“HE WHO HATH KNOWN THE BITTERNESS OF THE OCEAN SHALL HAVE ITS TASTE FOREVER IN HIS MOUTH”: FIRST EDITION OF JOSEPH CONRAD'S FALK, AMY FOSTER, TO-MORROW THREE STORIES
Falk, Amy Foster, To-morrow Three Stories.
Item Number: 55019
New York: McClure, Phillips and Company, 1903.
First edition of this short story collection. Octavo, original cloth, gilt titles to the spine and front panel. In near fine condition with light rubbing.

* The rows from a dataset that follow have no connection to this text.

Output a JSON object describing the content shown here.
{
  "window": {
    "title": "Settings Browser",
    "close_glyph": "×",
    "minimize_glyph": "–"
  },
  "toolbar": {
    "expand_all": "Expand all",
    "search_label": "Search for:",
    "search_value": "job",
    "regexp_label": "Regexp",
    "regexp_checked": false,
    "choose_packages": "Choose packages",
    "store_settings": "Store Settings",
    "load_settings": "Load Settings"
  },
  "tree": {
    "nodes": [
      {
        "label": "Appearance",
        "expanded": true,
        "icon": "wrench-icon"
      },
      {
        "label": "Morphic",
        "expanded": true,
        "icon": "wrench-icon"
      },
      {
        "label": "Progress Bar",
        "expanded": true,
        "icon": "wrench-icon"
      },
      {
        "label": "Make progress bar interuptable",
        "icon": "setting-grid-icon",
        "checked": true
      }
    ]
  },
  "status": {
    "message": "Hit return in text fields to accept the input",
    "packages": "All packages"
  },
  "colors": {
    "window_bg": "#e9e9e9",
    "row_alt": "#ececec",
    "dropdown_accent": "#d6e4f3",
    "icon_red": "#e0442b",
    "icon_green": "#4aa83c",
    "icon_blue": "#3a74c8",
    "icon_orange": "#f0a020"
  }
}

Falk is composed of many elements Conrad used in his other novels and novellas. The story begins with a group of mariners dining in a small river-hostelry in the Thames estuary discussing seafaring matters – a situation he had already used in Heart of Darkness, which was written the year before. He even uses a similar comparison of the narrative present with a distant past – not that of the Roman invasion, but of primeval man telling tales of his experience. An unnamed outer-narrator sets the scene, and then the story is taken up by a second and equally unnamed inner-narrator – a type rather like Marlow, the inner-narrator of Heart of Darkness and other Conrad tales. He is recounting events which took place when he was a younger man. The young man is taking up his first assignment as a captain – a plot device Conrad had used in Heart of Darkness and was to use again in both The Shadow-Line and The Secret Sharer. The location of events is not specified, but it corresponds in many details to Bangkok, which appears in the two later novellas. He is also taking over from a rather dubious previous captain who has died, and his ship is held up in port with a sickly crew. Characters from other Conrad tales appear in the story: Schomberg the gossipy Alsatian hotel owner who appears in Lord Jim (1900) and Victory (1915); Gambril, the elderly sailor who also appears in The Shadow-Line. And of course Falk’s dreadful experiences drifting powerless on a doomed ship towards the South Pole carries unmistakable echoes of The Rhyme of the Ancient Mariner and The Flying Dutchman legend.